L’unico settore ad aver beneficiato di questa congiuntura, causando peraltro una pericolosa recrudescenza sul fronte inflazione, è quello delle materie prime: i prezzi della maggior parte dei sottostanti hanno registrato una forte crescita, da valori già abbastanza elevati.
A preoccupare gli analisti, ma soprattutto i consumatori è la quotazione del petrolio, a causa degli effetti che può scatenare sulla catena del valore; tuttavia, come evidenziato dagli analisti, la corsa dei prezzi del WTI e delle materie prime in generale può rappresentare per i risparmiatori anche una buona opportunità di investimento.
La soluzione operativa implementata dai canali tradizionali di intermediazione è rappresentata ovviamente dagli strumenti finanziari trattati sulle piazze regolamentate: è possibile, nello specifico, negoziare i future su una determinata materia prima.
Inoltre, si può acquistare un ETN, per utilizzare un veicolo che replica le variazione di prezzo del sottostante, oppure un ETF che detenga azioni di compagnie attive nel settore della commodity, per interfacciarsi indirettamente con il mercato di riferimento.
È chiaro che indipendentemente dall’opzione selezionata è essenziale valutare con attenzione i costi dell’operatività.
Secondo gli esperti di TradingOnline.top una valida alternativa come canale di accesso al mercato è rappresentata dai servizi erogati dai broker online.

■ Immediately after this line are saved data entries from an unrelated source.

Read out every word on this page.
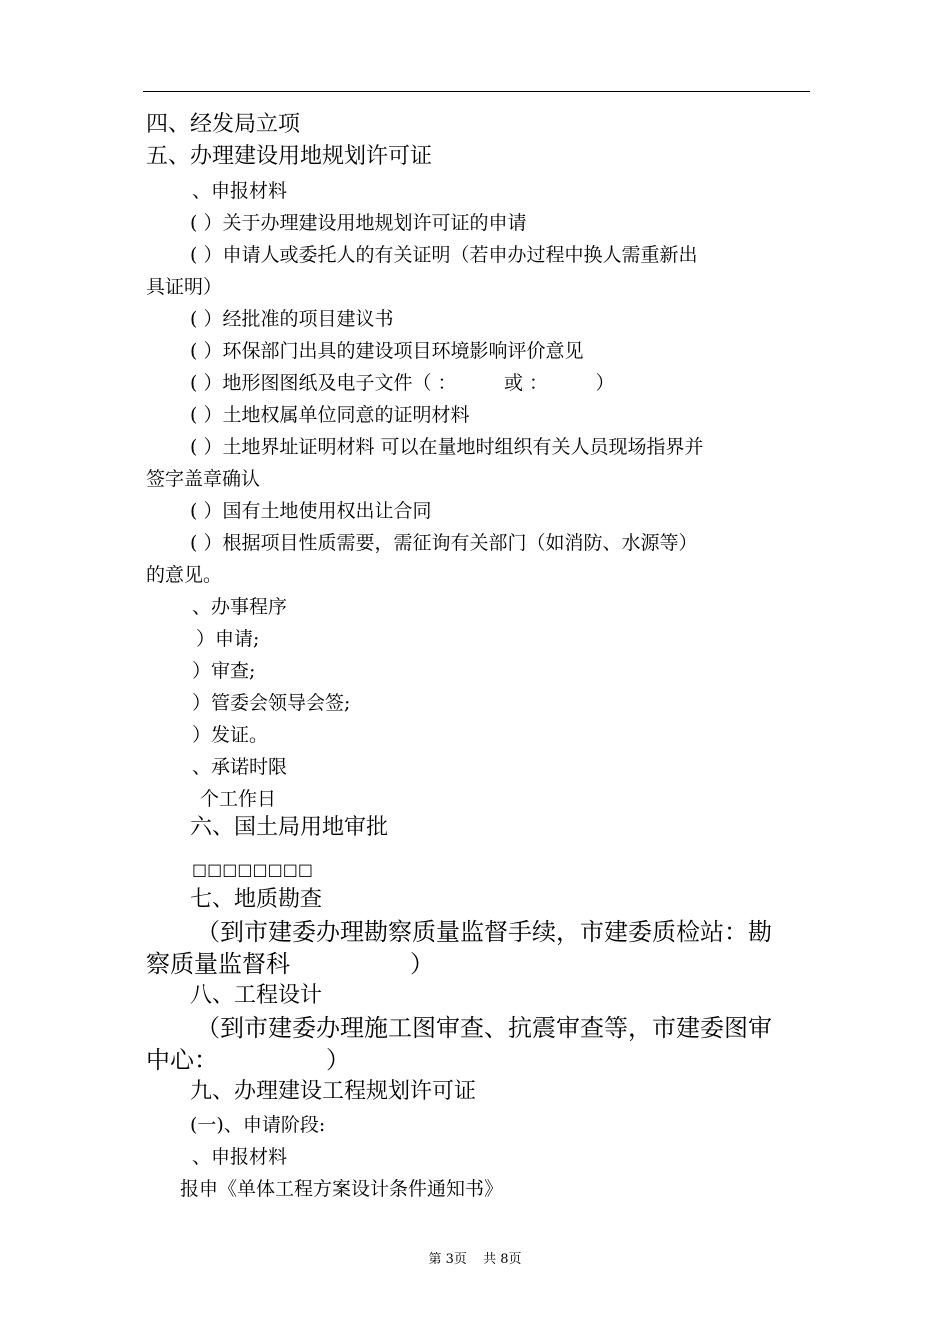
四、经发局立项
五、办理建设用地规划许可证
、申报材料
( ）关于办理建设用地规划许可证的申请
( ）申请人或委托人的有关证明（若申办过程中换人需重新出
具证明）
( ）经批准的项目建议书
( ）环保部门出具的建设项目环境影响评价意见
( ）地形图图纸及电子文件（ ：　　　或 ：　　　）
( ）土地权属单位同意的证明材料
( ）土地界址证明材料 可以在量地时组织有关人员现场指界并
签字盖章确认
( ）国有土地使用权出让合同
( ）根据项目性质需要，需征询有关部门（如消防、水源等）
的意见。
、办事程序
）申请;
）审查;
）管委会领导会签;
）发证。
、承诺时限
个工作日
六、国土局用地审批
□□□□□□□□
七、地质勘查
（到市建委办理勘察质量监督手续，市建委质检站：勘
察质量监督科　　　　　）
八、工程设计
（到市建委办理施工图审查、抗震审查等，市建委图审
中心：　　　　　）
九、办理建设工程规划许可证
(一)、申请阶段:
、申报材料
报申《单体工程方案设计条件通知书》
第 3页 共 8页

Le società attive sui circuiti over the counter, infatti, consentono la negoziazione delle più importanti materie prime attraverso la compravendita di Contratti per Differenza, una tipologia di derivati che reitera la quotazione del sottostante senza averne il possesso diretto.
Inoltre, non essendo il prezzo esposto riferibile ad una piazza regolamentata, non bisogna avere un data feed per ogni exchange in cui è scambiata la commodity.
Questo aspetto è decisamente vantaggioso per ciò che concerne il fattore costi e si va ad aggiungere a tutta una serie di caratteristiche che rendono i broker online molto competitivi.
Nello specifico, un conto trading non richiede alcuna spesa di apertura, così come il rilascio del tool di negoziazione, ed è sottoscrivibile con capitali irrisori; a ciò si aggiunge la possibilità di acquistare o vendere controvalori del sottostante molto bassi.
Naturalmente i risparmiatori che intendano rivolgersi a soggetti OTC devono preventivamente verificare che gli stessi siano in possesso delle autorizzazioni previste dalla normativa per l’attività di intermediazione.